The 16th Beijing International Film Festival made a groundbreaking foray into the intersection of artificial intelligence, science communication and cinematic art on Monday, with the official launch of the first-ever AIGC-powered science film creation camp hosted at the China Science and Technology Museum. The launch kicks off a high-stakes 48-hour extreme creation challenge, designed to test and showcase how generative AI tools can reshape the landscape of science-focused filmmaking.

This initiative is not an impromptu experiment: it builds on a comprehensive five-day foundational training program held in late March, where more than 100 aspiring creators mastered the end-to-end workflow of AIGC science film production, ranging from structured scientific reasoning to final AI-generated visual output. From that early pool, 19 cross-disciplinary teams were selected to advance to the on-site challenge, where they will work under the expert mentorship of a diverse group including leading scientists, award-winning film directors, and top industry professionals. All teams are centering their projects around the provocative, forward-looking theme “My Brain-Computer Dog 2045”, which blends emerging technology, everyday life and speculative futurism.

At the official launch ceremony, Ren Hechun, head of the China Science and Technology Museum’s online science popularization department, welcomed participating creators, framing their work as a historic step for public science communication. “You are the first explorers in science popularization venues who hold new tools and define new languages,” Ren said, highlighting the transformative potential of AIGC to expand access to science filmmaking.

The creation camp was also featured at the opening of the Beijing International Film Festival’s dedicated Science and Technology Unit via a pre-recorded video link, where organizers shared an early look at participants’ innovative conceptual approaches and creative energy. On-site industry and academic experts have already begun offering formative feedback on teams’ interim work to guide their final projects.

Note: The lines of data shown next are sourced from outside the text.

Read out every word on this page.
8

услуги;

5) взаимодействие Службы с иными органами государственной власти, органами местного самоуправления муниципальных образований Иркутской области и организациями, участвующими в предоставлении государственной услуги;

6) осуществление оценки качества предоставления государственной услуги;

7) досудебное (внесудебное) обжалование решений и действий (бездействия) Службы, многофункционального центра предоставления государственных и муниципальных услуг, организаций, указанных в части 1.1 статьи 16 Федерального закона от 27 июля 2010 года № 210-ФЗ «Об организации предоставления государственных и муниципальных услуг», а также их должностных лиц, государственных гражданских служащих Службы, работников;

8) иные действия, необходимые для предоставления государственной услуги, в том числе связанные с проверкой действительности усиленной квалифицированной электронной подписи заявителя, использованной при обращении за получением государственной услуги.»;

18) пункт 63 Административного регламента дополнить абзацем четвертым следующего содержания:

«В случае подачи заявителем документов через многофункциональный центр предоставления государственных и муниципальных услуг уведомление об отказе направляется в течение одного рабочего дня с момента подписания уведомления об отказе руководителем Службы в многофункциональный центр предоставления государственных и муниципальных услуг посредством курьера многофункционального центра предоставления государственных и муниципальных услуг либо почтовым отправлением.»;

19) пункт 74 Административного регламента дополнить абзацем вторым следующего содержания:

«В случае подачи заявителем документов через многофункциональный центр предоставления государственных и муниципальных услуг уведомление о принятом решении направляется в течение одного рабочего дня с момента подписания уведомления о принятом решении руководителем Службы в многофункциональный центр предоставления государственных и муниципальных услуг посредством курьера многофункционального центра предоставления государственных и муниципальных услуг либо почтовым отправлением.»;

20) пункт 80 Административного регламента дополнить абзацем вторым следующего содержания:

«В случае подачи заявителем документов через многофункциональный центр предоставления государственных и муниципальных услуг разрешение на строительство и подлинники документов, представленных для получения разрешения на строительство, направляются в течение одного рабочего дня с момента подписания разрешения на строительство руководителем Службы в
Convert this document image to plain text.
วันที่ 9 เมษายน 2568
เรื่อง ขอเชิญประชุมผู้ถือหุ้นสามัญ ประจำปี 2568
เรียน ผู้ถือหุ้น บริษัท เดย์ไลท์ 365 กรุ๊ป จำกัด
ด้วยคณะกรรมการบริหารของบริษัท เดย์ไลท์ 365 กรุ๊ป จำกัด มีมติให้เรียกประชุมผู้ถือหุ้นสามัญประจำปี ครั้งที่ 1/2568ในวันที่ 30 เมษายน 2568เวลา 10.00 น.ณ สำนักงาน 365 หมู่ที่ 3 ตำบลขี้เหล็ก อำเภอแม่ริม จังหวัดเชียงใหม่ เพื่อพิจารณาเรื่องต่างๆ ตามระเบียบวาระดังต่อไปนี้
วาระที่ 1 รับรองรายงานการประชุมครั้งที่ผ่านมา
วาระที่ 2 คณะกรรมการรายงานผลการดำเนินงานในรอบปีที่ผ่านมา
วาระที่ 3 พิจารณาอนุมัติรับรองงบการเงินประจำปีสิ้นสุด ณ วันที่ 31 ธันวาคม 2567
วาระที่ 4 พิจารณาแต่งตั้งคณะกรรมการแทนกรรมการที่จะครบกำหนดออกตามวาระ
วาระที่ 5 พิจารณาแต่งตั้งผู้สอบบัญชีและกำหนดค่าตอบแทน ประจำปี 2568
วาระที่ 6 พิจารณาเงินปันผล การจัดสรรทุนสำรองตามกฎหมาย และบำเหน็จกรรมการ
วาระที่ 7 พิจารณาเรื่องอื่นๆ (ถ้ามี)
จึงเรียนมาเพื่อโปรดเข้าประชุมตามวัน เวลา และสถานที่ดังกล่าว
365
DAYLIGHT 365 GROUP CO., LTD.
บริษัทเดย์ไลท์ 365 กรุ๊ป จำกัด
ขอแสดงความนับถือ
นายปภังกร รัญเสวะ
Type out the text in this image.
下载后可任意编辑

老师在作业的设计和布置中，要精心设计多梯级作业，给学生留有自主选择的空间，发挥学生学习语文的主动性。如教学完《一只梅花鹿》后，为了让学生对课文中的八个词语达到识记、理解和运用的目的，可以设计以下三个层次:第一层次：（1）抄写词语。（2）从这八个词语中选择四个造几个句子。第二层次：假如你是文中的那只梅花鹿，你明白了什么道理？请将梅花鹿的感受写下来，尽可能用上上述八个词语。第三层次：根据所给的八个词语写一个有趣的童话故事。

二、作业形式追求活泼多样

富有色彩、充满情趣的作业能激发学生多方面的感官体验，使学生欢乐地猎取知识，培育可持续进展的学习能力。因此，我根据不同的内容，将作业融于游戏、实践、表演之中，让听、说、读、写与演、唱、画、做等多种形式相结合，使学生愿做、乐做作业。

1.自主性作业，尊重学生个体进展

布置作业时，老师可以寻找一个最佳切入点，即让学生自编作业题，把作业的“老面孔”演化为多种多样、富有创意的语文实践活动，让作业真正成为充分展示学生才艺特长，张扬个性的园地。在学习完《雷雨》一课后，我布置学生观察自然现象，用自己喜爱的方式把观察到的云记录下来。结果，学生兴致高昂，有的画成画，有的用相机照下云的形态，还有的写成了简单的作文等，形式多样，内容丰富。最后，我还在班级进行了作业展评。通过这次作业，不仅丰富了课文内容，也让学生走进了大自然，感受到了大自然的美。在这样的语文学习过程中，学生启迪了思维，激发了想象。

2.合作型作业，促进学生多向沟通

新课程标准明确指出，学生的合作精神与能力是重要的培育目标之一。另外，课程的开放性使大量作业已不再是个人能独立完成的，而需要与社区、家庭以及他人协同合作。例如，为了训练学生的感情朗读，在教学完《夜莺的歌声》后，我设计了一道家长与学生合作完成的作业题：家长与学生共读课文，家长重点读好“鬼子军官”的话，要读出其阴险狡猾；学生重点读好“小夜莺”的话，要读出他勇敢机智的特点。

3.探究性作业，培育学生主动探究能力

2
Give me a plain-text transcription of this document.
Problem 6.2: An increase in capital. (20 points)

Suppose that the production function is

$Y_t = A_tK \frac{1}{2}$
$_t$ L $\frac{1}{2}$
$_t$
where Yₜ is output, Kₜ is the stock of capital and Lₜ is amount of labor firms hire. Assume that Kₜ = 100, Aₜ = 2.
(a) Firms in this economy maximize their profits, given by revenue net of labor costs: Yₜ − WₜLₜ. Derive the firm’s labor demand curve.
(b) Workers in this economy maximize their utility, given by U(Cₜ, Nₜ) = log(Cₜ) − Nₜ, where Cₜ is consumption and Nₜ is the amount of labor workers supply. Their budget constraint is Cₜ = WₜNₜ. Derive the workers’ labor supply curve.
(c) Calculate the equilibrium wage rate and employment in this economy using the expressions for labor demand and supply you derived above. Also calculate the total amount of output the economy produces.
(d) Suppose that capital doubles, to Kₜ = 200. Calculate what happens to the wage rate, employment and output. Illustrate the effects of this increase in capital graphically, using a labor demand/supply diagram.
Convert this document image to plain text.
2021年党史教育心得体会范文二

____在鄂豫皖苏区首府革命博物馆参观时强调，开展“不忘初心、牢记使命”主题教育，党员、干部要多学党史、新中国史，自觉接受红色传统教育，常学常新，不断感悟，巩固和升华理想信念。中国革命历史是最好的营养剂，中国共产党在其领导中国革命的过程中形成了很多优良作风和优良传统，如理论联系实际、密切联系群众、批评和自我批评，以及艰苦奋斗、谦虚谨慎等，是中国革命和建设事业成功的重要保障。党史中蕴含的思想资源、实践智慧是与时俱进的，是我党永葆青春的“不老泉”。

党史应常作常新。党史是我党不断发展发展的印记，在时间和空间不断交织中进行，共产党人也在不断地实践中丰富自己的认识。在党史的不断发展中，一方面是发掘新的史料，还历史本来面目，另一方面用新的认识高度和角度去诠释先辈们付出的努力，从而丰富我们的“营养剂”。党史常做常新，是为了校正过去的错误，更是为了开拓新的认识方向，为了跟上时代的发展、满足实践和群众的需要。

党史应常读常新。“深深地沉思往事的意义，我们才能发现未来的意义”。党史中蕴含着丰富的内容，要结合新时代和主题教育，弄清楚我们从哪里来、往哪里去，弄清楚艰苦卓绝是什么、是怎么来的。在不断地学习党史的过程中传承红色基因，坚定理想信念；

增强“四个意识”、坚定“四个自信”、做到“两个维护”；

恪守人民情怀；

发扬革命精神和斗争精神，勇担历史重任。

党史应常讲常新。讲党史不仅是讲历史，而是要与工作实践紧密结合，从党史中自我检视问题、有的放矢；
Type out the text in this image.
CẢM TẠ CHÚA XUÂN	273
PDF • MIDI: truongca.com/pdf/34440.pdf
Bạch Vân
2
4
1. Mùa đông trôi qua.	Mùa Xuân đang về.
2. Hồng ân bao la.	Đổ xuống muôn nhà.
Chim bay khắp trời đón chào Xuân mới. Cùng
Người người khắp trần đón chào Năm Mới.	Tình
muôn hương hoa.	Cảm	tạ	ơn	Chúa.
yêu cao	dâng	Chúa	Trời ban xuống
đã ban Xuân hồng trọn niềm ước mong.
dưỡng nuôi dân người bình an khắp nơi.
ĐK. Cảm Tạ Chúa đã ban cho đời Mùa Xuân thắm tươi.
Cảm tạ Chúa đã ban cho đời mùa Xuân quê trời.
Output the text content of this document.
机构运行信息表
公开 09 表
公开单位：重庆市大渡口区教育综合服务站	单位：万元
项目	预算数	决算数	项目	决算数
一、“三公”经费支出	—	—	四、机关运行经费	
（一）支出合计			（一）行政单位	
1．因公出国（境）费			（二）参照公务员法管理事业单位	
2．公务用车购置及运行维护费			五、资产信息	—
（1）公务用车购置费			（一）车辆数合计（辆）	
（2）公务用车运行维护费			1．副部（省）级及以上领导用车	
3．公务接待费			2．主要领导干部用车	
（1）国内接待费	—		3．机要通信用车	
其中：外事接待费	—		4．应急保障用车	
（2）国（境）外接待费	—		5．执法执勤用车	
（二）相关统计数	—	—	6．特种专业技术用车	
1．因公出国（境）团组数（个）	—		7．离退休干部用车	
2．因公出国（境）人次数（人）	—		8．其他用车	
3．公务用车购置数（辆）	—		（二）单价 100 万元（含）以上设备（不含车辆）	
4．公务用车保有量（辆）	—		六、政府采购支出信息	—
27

To democratize access to this experimental process, the China Science and Technology Museum has launched a 48-hour uninterrupted panoramic slow livestream of the entire camp. This open broadcast allows global and domestic netizens to follow along in real time, watching as teams turn ideas and AI tools into completed science documentary projects, marking a new level of public transparency for creative innovation at the intersection of technology and art.

The core goal of the initiative is to explore how artificial intelligence generated content tools can lower long-standing barriers to entry for science film production. Traditionally, creating high-quality science content requires substantial production budgets, specialized technical crews, and access to expensive equipment – barriers that have limited the diversity of creators working in the science communication space. By leveraging AIGC, organizers hope to open the field to new voices, while also finding fresh, more engaging ways to present complex scientific knowledge to general audiences.